On May 21, 2025, Brown was released on £5 million ($6,771,950USD) bail by the London court and was permitted to commence his "Breezy Bowl XX" world tour next month in accordance with his bail conditions. On June 20, 2025, Brown pleaded not guilty at Southwark Crown Court to a charge of attempting to cause grievous bodily harm. On June 27, Diaw requested that the suit be dismissed with prejudice. On July 11, he entered not guilty pleas to two further charges: assault occasioning actual bodily harm and possession of an offensive weapon, relating to the same incident. He appeared at Southwark for a pre-trial hearing on January 28, 2026. Brown waved to fans and signed autographs as he left the courthouse. His trial has been scheduled to begin on October 26, 2026, alongside co-defendant Omololu Akinlolu.

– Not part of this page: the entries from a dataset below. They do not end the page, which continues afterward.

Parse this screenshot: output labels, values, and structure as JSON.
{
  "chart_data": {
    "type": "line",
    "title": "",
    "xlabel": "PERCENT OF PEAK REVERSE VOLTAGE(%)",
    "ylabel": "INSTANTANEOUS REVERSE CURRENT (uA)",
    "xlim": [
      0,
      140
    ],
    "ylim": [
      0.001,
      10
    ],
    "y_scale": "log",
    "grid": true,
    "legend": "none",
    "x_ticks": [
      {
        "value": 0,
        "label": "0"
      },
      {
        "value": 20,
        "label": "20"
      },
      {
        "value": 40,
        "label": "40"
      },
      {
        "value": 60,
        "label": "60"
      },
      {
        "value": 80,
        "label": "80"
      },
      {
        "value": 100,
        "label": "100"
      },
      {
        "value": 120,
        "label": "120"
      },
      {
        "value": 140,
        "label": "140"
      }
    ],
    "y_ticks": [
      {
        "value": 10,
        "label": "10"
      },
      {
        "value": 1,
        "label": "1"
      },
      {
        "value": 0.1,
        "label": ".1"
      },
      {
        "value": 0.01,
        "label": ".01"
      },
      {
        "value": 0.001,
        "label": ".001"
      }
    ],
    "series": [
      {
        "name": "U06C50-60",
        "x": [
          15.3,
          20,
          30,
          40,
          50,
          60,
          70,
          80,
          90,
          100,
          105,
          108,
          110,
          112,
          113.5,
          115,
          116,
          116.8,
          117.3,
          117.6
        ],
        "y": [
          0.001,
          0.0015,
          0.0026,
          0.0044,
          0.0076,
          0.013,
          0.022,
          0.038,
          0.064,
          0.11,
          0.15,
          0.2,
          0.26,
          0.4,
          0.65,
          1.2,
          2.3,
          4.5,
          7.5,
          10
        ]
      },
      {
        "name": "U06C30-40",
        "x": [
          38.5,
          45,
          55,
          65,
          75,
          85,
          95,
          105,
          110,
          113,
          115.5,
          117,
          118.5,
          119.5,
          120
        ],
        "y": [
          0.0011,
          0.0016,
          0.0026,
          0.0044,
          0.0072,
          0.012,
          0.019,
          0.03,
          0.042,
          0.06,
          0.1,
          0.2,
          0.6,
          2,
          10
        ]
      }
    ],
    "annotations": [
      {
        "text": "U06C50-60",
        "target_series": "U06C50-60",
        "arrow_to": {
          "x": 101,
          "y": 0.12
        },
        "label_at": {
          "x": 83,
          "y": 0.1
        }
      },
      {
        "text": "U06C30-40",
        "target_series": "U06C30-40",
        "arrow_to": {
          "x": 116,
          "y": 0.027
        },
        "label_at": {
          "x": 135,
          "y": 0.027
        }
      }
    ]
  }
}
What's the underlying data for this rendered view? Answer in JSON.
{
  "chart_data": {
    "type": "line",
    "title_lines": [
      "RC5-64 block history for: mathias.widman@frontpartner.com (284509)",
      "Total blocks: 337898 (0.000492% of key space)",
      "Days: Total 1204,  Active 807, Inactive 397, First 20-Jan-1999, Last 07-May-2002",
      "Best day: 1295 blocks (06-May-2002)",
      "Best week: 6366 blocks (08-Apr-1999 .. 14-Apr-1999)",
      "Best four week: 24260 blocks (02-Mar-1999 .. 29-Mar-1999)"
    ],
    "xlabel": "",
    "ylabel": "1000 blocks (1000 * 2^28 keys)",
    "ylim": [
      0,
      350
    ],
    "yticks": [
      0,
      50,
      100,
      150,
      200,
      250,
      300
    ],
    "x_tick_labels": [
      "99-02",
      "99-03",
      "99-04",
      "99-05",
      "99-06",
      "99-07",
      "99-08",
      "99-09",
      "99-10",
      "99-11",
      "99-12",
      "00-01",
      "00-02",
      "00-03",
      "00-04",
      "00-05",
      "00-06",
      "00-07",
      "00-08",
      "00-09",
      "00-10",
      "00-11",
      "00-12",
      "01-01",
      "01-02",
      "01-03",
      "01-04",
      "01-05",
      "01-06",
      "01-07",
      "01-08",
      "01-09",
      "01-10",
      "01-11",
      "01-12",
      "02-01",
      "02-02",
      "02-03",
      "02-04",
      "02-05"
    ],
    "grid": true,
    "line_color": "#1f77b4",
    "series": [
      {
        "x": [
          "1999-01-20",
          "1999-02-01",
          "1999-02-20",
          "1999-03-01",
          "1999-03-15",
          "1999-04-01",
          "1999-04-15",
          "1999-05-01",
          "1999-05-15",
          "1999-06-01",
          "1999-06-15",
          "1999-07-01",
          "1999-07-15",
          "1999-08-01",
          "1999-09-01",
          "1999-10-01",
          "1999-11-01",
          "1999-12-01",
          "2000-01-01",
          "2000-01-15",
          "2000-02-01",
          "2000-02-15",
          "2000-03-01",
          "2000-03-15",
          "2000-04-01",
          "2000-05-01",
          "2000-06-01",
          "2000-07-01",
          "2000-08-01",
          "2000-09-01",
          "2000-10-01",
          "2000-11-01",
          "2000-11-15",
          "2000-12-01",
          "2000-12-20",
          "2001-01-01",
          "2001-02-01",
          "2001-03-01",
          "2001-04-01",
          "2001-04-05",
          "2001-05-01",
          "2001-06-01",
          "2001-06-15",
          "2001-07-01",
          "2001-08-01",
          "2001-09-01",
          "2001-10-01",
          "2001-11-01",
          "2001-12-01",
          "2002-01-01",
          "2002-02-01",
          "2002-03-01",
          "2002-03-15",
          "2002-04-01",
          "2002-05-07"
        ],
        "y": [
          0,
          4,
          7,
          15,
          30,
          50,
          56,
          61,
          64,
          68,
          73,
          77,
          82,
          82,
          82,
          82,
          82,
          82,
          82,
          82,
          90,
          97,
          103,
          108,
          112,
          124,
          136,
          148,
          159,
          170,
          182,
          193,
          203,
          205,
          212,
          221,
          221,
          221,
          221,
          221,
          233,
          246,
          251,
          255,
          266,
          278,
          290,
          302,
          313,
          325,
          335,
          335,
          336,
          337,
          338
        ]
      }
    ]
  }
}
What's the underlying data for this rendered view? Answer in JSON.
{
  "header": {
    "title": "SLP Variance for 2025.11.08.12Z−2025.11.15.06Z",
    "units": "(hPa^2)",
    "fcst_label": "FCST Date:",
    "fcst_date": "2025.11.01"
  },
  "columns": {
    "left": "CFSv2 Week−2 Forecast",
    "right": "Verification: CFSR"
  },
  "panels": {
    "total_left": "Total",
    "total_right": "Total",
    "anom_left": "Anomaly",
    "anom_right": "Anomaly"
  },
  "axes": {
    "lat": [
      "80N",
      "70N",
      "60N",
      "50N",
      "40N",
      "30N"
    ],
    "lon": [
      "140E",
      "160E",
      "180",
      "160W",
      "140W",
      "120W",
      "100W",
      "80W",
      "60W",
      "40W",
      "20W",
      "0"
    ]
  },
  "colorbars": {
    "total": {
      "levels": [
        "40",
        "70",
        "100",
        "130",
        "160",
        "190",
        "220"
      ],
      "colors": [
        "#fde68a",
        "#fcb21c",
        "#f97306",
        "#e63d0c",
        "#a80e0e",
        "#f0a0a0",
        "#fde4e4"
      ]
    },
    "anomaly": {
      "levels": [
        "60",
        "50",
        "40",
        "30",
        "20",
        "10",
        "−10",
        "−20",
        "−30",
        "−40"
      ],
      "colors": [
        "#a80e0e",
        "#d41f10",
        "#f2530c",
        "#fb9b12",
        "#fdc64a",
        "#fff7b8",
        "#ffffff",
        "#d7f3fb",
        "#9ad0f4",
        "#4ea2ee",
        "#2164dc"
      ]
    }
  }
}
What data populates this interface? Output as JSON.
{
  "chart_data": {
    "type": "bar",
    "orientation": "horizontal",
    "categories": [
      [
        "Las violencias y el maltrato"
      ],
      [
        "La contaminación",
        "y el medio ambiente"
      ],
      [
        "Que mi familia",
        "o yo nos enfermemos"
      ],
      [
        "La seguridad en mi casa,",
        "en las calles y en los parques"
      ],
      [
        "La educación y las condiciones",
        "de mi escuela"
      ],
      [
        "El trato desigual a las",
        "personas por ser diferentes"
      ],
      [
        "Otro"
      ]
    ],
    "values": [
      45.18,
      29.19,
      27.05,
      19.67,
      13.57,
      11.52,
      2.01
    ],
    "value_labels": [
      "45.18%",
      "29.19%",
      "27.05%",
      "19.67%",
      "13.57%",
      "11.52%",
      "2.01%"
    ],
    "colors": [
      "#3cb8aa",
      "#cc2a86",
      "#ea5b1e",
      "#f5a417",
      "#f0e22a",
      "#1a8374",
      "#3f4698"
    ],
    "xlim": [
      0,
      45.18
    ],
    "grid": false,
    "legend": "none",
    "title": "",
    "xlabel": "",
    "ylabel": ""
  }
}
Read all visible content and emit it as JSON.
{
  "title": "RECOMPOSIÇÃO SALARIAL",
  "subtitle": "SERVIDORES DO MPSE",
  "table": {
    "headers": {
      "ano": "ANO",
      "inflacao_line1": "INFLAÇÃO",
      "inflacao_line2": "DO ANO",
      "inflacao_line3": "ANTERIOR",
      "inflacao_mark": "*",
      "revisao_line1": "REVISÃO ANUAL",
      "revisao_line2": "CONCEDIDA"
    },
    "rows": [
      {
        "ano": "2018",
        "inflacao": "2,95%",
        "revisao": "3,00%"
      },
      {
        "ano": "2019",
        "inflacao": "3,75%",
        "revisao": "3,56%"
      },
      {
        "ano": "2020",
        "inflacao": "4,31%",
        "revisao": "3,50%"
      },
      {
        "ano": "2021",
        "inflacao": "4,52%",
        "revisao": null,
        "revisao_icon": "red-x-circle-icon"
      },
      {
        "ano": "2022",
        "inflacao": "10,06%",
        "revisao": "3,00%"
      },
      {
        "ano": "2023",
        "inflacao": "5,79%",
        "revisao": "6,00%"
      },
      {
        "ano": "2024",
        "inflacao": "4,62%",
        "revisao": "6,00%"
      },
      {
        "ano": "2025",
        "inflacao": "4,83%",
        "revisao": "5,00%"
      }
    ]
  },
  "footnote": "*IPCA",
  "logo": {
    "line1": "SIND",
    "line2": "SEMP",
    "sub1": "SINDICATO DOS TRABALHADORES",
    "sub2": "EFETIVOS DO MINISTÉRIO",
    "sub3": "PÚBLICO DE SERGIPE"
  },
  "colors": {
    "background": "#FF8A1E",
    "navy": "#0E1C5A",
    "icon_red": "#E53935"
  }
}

On July 24, 2026, Brown pleaded guilty to affray, and the charges of assault, attempting to cause grievous bodily harm, and having an offensive weapon were dropped. Akinlolu also pleaded guilty to affray, and the charges against him of assault and attempted grievous bodily harm were dropped. Supporters gathered outside Southwark Crown Court during the hearing. Brown waved to fans as he arrived and was met by cheers from supporters as he left the courthouse, where he also signed autographs.